Photo credit: Thomas Cummins / Flickr
Glen Ridge, New Jersey, was by all accounts a peaceful, prosperous town—until the fall of 1982 when a gruesome murder shocked the community and rudely thrust Glen Ridge into violent disarray. At the heart of the matter was 14-year-old Adam Collins who stumbled upon a scene no child should ever have to witness: the bloody, mutilated body of his mother. In Anatomy of a Jury, Seymour Wishman delves into the brutal case, taking readers behind closed jury-room doors for an eye-opening exploration of American justice.
Read on for an excerpt and then download the book on Amazon, Barnes & Noble, and iTunes.
John Minton, alone in his police car, drove slowly through the quiet streets of Glen Ridge, New Jersey, in the middle of a hot, humid afternoon. It was September 5, 1982, the day the case against Leander Rafshoon began.
Minton had been on the police force of this wealthy residential community for 18 years, and an air-conditioned vehicle—the prize for years of faithful service—had still, somehow, eluded him. His blue short-sleeved shirt, now soaked with sweat, stuck to the vinyl of the back of the seat.

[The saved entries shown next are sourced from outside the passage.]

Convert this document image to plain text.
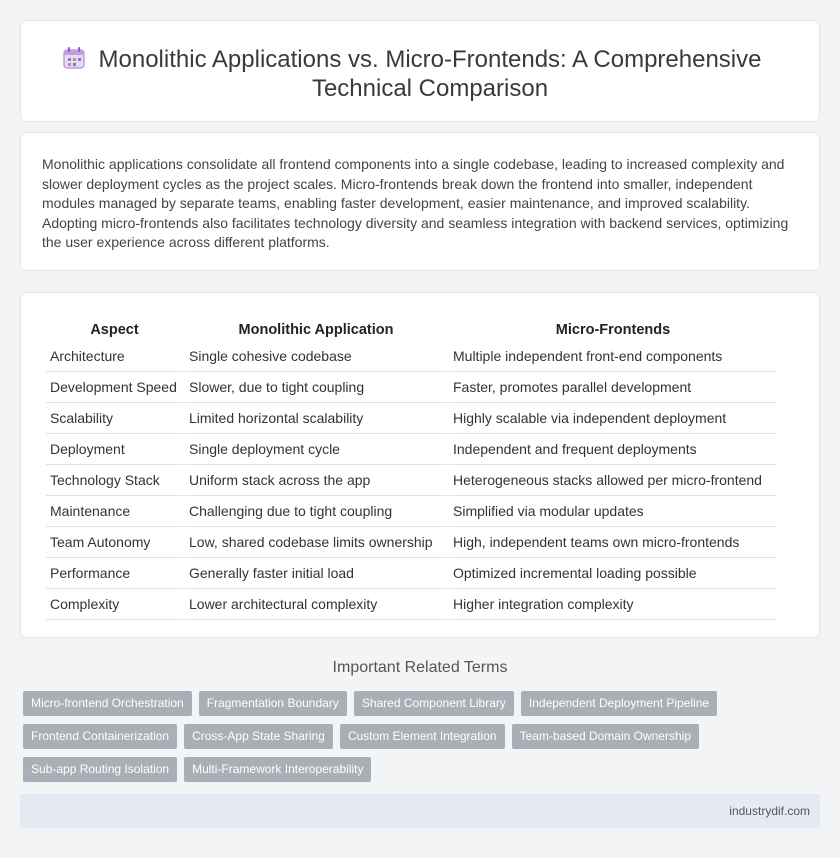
Monolithic Applications vs. Micro-Frontends: A Comprehensive Technical Comparison

Monolithic applications consolidate all frontend components into a single codebase, leading to increased complexity and slower deployment cycles as the project scales. Micro-frontends break down the frontend into smaller, independent modules managed by separate teams, enabling faster development, easier maintenance, and improved scalability. Adopting micro-frontends also facilitates technology diversity and seamless integration with backend services, optimizing the user experience across different platforms.

Aspect	Monolithic Application	Micro-Frontends
Architecture	Single cohesive codebase	Multiple independent front-end components
Development Speed	Slower, due to tight coupling	Faster, promotes parallel development
Scalability	Limited horizontal scalability	Highly scalable via independent deployment
Deployment	Single deployment cycle	Independent and frequent deployments
Technology Stack	Uniform stack across the app	Heterogeneous stacks allowed per micro-frontend
Maintenance	Challenging due to tight coupling	Simplified via modular updates
Team Autonomy	Low, shared codebase limits ownership	High, independent teams own micro-frontends
Performance	Generally faster initial load	Optimized incremental loading possible
Complexity	Lower architectural complexity	Higher integration complexity
Important Related Terms
Micro-frontend Orchestration	Fragmentation Boundary	Shared Component Library	Independent Deployment Pipeline
Frontend Containerization	Cross-App State Sharing	Custom Element Integration	Team-based Domain Ownership
Sub-app Routing Isolation	Multi-Framework Interoperability
industrydif.com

Minton glanced admiringly, protectively, at the stately 50-year-old mansions of red brick with stone turrets and gray slate roofs, Tudor or Colonial in design—or the best of both—each house, he knew, with its own carpeted recreation/family room in the basement, many of the houses with brick patios and colorful umbrellas over round white tables, some of the homes with pools in the backyard, and all surrounded by high, carefully trimmed hedges. Glen Ridge is a town of bankers and brokers and business executives whose wives fill their days preparing for charitable events and interesting cultural projects and programs of physical fitness. When the children are at school, the streets are silent except for an occasional delivery, or the mailman, or the coming or going of a maintenance man.
John Minton knew the town, virtually every family and every street within the two square miles. They were good people and it was a good community, a peaceful world totally foreign to the danger of violence so common in a place like Newark, only a few miles to the east.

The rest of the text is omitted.